Говорящие других славянских языков, как их зовут на вашем языке?


----------



## Crescent

Hello, Brian. 

Надеюсь, Вы не будете возражать, если я немножечко поправлю Ваш русский? 



Brian P said:


> У нас, богаты*е*  мужчин*ы* *пожилого возраста*,  у котор*ых* *есть *молодая любовница*, *называются ‘sugar daddy’. *А* молод*ые *мужчин*ы *у котор*ых *богатая старше любовница (которая их старше) называ*ю*тся ‘toy-boy’ или ‘boy-toy’. Есть соответственные русские названия? Может быть ‘сахарный папа’ и ‘мальчик-игрушка’?
> 
> Говорящие других славянских языков, как их зовут на вашем языке?


 Мммдаа, надо сказать: вопрос для Знатоков.  
Мне очень понравились Ваши попытки по-поводу "сахарный-папа" и "мальчик-игрушка" но насколько я знаю, наш язык, ещё не приобрел названия такого рода. (и слава богу! ) 
Я не очень разбираюсь во всех этих делах, если четсно, но по-моему, у нас просто говорят: _У него молодая любовница._ Или - _её любовник, ей в отцы (или  в дедушки, но это уже просто..... ) годится.

_Я надеюсь нам ещё кто ни будь сможет помочь разобраться.. А то мне тоже интересно стало! _
_


----------



## Hotmale

Hi Brian

In Polish "sugar daddy" would be translated as "żigolak" or "męska dziwka". 
I don't think there is a name for a woman (maybe "sponsorka", but without context it wouldn't be understood this way). 

Cheers,
Hotmale


----------



## Maroseika

Спонсор in Russian, too, but without due context it is not clear.
Another one, also understood correctly only in the context - папик
For a younger man - the only one I know is альфонс, but it's rather archaic.


----------



## Crescent

Maroseika said:


> Спонсор in Russian, too, but without due context it is not clear.
> Another one, also understood correctly only in the context - папик
> For a younger man - the only one I know is альфонс, but it's rather archaic.

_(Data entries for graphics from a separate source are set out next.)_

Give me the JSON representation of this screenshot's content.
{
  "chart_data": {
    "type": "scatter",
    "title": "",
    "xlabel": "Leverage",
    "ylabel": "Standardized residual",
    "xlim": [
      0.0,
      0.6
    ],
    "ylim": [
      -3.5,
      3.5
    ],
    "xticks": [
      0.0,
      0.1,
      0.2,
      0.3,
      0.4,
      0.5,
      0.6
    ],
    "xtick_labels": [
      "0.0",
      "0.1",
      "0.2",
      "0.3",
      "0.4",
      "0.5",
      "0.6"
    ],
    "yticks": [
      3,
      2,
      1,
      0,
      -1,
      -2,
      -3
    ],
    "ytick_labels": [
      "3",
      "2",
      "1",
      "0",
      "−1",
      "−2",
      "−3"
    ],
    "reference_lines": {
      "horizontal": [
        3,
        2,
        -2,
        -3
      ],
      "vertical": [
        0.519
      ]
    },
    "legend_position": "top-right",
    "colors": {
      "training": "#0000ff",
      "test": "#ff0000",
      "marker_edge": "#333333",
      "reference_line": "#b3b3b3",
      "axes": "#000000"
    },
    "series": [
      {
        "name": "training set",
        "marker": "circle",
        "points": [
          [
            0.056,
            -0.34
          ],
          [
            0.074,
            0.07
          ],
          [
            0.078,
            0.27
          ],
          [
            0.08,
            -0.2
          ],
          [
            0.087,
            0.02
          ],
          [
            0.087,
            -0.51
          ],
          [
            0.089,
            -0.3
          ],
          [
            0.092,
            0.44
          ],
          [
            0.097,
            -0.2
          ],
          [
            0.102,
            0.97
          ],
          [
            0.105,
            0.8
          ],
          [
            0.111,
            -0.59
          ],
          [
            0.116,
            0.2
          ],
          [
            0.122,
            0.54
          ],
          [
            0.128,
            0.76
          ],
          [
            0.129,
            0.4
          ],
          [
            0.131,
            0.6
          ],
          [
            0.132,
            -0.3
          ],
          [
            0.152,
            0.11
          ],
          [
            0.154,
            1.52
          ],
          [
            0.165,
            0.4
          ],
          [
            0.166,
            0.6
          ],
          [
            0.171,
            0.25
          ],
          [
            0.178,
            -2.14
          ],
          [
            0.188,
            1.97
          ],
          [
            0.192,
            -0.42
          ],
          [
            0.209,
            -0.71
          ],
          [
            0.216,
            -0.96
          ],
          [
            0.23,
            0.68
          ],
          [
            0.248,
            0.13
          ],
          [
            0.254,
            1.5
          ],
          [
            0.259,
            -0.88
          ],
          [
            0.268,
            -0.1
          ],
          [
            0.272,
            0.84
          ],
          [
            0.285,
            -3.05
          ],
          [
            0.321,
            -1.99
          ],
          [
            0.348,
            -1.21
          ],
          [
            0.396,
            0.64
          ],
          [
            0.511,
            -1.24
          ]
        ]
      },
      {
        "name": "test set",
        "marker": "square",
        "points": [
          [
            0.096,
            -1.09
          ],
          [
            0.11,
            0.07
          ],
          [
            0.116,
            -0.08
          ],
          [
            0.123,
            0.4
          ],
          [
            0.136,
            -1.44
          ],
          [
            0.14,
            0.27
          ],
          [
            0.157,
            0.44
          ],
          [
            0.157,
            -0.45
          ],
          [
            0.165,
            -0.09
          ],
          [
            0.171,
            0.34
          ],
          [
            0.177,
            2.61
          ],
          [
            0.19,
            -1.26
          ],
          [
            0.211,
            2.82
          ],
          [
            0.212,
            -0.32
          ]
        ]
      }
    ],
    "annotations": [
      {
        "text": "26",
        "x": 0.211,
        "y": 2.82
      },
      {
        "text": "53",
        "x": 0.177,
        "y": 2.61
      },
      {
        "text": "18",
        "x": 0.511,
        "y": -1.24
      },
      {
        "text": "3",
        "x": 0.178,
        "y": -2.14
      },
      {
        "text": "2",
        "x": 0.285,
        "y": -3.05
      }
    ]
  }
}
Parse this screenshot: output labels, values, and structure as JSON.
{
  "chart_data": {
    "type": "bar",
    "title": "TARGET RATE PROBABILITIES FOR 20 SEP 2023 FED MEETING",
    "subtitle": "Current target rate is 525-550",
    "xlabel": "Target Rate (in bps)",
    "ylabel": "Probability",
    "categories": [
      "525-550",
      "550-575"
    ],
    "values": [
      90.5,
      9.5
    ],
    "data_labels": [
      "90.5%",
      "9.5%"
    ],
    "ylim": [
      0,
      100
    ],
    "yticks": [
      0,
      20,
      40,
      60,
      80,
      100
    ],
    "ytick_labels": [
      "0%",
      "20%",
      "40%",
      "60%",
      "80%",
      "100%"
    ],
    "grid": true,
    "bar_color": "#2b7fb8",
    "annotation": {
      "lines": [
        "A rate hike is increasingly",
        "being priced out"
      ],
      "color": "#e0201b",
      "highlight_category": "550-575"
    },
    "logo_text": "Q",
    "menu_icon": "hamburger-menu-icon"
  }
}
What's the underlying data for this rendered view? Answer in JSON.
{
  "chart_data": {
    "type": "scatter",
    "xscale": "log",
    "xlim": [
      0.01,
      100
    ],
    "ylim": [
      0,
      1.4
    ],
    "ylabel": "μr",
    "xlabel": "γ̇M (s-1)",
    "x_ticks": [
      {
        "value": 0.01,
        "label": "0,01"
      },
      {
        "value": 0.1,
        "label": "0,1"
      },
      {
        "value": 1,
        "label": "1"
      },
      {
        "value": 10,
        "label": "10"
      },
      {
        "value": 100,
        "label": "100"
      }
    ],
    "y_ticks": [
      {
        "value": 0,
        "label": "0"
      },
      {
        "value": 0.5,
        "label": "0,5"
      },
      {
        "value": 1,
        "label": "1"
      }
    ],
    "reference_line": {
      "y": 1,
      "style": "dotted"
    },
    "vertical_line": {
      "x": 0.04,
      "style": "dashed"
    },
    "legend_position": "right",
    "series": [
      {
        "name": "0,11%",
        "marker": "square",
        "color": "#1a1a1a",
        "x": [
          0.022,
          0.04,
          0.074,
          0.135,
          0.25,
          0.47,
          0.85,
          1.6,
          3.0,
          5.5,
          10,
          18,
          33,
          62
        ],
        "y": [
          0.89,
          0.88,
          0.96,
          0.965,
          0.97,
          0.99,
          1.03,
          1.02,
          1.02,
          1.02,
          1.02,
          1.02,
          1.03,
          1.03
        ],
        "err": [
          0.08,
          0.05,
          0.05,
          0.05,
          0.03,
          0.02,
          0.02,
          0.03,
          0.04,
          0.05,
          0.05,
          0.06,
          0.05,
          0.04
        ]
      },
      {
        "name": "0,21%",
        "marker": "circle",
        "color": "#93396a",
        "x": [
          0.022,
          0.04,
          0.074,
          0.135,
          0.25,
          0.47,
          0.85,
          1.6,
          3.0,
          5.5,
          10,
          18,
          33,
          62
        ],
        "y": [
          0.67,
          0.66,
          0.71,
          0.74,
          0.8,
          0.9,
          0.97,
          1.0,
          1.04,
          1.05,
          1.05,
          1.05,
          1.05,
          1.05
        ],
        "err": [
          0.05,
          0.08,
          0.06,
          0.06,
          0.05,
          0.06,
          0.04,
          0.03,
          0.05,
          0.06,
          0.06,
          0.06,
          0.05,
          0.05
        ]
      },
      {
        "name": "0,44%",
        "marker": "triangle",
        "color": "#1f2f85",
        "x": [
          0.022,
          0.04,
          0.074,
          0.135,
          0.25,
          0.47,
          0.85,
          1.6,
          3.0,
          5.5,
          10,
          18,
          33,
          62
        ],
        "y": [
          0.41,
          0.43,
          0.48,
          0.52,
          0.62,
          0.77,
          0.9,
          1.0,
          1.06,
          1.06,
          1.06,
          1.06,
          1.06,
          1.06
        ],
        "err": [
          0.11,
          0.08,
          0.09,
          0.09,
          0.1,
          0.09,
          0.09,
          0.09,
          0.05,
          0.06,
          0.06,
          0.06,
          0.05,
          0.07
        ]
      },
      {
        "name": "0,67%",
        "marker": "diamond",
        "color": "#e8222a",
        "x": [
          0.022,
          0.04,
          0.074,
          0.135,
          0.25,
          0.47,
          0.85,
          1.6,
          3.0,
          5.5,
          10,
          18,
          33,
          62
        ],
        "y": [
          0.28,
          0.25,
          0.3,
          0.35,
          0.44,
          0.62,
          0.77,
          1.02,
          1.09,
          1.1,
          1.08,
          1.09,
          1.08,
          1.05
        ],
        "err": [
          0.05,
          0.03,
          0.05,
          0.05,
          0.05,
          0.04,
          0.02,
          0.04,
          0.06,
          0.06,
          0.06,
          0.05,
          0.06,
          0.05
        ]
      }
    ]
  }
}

I had no idea we used any of these words to mean that..
Maroseika, I always thought that an _альфонс_ was a gentleman who found himself rich, old women and then pretended to be in love with them, whilst his initial target was to get as much money as he could out of them. 
Has this word lost its meaning then, in modern Russian, or has it become so that nearly every young man who develops a relationship with a rich woman who is by far older than him, turns out to be an _альфонс_?


----------



## Maroseika

Crescent said:


> I had no idea we used any of these words to mean that..
> Maroseika, I always thought that an _альфонс_ was a gentleman who found himself rich, old women and then pretended to be in love with them, whilst his initial target was to get as much money as he could out of them.
> Has this word lost its meaning then, in modern Russian, or has it become so that nearly every young man who develops a relationship with a rich woman who is by far older than him, turns out to be an _альфонс_?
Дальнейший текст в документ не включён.